Applying Torino to the GTEx Resource
Using the Genotype-Tissue Expression (GTEx) project as a massive testing ground, Torino analyzed 2,128 samples across 19 tissues. The method accurately recovered 18,813 GENCODE isoforms spanning 15,232 protein-coding genes while also uncovering a wealth of unannotated diversity. Among the discoveries were more than 10,000 novel cassette exon events, over 53,000 novel intron retention events, and 8,013 APA events. Many of these isoform events exhibited tissue specificity, implying functional roles in physiological contexts.

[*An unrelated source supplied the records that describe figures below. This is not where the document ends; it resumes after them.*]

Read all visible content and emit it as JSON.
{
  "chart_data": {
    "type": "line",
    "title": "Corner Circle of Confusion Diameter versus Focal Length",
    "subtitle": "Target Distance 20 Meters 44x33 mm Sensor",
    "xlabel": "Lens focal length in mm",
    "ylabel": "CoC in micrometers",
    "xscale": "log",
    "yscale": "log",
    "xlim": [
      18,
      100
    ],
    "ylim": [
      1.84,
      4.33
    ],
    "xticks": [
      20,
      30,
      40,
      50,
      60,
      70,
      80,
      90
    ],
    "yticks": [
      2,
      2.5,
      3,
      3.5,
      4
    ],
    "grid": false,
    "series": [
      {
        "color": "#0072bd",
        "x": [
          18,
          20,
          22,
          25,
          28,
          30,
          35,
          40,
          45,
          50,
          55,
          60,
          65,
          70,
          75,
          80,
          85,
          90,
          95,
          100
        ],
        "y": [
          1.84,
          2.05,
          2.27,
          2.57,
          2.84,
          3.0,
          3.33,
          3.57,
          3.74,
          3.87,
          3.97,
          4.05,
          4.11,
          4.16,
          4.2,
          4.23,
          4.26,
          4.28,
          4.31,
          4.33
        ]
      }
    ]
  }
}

Genetic Regulation of Isoforms
By combining Torino-inferred isoform abundances with genetic data, the authors found a median of 2,829 isoform QTLs per tissue, underscoring the extensive control of RNA processing by genetic variation. Colocalization analyses with 65 GWAS traits identified 815 disease-linked variants overlapping isoQTLs. This finding suggests that unannotated splicing events could be hidden drivers of disease, offering new targets for functional studies and potential therapeutic intervention.
Insights from the Alzheimer’s Disease Brain Consortium
Turning to the brain, Torino analyzed 1,193 samples from the Alzheimer’s Disease Functional Genomics Consortium. The analysis revealed a global increase in intron retention associated with Alzheimer’s diagnosis and Braak stage, which measures NFT pathology severity. Notably, aberrant splicing was observed in AD risk genes such as PTK2B and APBB3, hinting that RNA processing defects contribute to disease progression and could serve as biomarkers or drug targets.
What This Means for the Future of Genomics
Torino demonstrates that transcriptome-wide discovery of novel, functionally important isoforms is feasible at biobank scale. By bridging RNA processing complexity with genetic architecture, Torino provides a framework for exploring regulatory dynamics across tissues, species, and diseases beyond Alzheimer’s. The study’s approach could help interpret how noncoding regulatory variation shapes disease risk through splicing and isoform diversity, ultimately informing precision medicine strategies.
Looking Ahead
Researchers anticipate expanding Torino’s reach to additional tissues and organisms, refining models of RNA processing, and integrating other layers of genomic data. As more unannotated isoforms come to light, the field moves closer to a complete map of how transcript diversity underpins health and disease, making Torino a pivotal tool for the next generation of genomic discovery.